HIPAA Email Rules Compliance Checklist

This checklist has been compiled to summarize what has been discussed above. The completion of the checklist does not guarantee compliance with the HIPAA email rules and organizations in need of further information or concerned about their compliance obligations should seek professional compliance advice.

  • Does Your organization qualify as a HIPAA covered entity or business associate? If not, the HIPAA email rules do not apply.
  • Does your organization send emails containing PHI to recipients outside your organization? If not, the HIPAA email rules do not apply.
  • Do members of the workforce with authorized access to PHI understand when it is required or permitted to send PHI in an email?
  • Do members of the workforce with authorized access to PHI understand when the minimum necessary standard applies?
  • Has the organization entered into Business Associate Agreements with all third parties to whom PHI is disclosed by email?
  • If applicable, has the organization entered into Business Associate Agreements with email service and encryption service providers?
  • Has the organization conducted a risk assessment to identify threats and vulnerabilities to the security of PHI in emails?
  • Has the organization implemented policies and procedures to mitigate threats and vulnerabilities to the security of PHI in emails?
  • Has the organization developed and adopted policies and procedures to comply with all applicable Physical Safeguards?

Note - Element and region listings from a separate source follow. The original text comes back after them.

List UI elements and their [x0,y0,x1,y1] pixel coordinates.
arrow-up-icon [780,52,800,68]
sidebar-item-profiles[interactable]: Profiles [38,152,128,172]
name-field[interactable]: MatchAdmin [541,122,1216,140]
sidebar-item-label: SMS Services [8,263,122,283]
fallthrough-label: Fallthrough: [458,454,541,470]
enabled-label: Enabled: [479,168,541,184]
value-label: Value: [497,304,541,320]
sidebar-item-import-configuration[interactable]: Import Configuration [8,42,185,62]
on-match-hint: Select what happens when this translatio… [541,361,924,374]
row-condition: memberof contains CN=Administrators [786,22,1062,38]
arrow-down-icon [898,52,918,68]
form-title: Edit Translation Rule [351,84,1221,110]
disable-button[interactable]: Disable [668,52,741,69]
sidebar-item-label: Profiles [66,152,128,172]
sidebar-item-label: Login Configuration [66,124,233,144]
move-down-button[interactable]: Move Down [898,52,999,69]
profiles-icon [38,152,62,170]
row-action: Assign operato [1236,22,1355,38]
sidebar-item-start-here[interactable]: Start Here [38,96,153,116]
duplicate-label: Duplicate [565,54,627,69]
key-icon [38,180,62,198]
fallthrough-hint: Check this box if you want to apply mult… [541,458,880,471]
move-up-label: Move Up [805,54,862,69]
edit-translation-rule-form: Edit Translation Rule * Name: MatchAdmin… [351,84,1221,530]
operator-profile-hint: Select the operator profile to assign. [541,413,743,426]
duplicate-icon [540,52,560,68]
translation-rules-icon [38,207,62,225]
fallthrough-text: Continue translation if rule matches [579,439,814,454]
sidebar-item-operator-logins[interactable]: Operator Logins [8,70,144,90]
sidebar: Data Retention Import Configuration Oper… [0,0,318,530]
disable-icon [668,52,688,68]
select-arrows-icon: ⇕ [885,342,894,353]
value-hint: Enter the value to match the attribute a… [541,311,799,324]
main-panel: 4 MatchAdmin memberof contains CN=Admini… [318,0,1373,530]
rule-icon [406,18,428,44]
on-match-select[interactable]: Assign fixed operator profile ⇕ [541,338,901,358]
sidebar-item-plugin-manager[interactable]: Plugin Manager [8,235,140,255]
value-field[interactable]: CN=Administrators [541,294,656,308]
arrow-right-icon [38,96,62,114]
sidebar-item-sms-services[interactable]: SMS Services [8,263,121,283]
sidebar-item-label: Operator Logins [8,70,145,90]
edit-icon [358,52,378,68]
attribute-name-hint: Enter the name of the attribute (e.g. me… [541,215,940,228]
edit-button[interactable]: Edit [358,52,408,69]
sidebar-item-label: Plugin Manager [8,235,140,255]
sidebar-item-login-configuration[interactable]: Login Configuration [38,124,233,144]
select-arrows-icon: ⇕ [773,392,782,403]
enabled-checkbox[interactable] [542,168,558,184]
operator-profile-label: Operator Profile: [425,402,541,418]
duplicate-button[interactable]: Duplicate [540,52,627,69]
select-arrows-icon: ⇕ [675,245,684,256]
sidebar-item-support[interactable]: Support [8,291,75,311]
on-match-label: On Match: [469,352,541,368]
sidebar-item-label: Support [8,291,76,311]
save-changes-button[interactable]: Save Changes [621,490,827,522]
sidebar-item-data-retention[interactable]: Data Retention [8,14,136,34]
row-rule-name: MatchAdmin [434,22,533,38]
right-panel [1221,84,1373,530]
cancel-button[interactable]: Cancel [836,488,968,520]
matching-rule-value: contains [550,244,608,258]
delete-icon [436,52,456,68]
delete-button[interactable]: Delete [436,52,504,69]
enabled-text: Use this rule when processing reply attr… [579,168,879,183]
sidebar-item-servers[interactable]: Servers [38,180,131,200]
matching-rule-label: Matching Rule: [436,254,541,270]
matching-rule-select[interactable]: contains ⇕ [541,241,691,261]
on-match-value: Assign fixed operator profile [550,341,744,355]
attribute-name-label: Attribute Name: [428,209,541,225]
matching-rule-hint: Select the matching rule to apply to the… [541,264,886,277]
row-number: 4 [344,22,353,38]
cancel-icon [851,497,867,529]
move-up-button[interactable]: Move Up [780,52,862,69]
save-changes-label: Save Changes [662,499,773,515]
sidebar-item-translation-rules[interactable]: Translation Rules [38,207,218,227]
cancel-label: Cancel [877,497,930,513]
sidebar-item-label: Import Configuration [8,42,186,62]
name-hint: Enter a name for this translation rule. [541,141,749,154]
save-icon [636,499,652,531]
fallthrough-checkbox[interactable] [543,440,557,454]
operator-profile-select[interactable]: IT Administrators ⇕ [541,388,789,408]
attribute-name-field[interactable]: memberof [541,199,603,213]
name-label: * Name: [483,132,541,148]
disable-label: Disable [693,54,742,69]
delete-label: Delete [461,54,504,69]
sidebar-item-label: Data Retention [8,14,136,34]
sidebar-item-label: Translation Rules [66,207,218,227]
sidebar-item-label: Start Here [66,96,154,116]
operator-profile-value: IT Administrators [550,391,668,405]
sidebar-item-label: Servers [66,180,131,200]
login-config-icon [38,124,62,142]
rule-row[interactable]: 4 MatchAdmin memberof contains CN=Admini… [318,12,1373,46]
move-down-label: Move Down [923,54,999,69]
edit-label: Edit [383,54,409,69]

  • Has the organization complied with all applicable Technical Safeguards and documented the reasons for non-compliance with addressable Safeguards?
  • Has the organization complied with the HIPAA email encryption standards to the specifications recommended by HHS’ Office for Civil Rights?
  • Has the organization developed procedures to identify when an individual requests confidential communications or breach notifications by email?
  • Has the organization integrated state regulations into its HIPAA compliant email policy? Have all workforce members received training on the policy?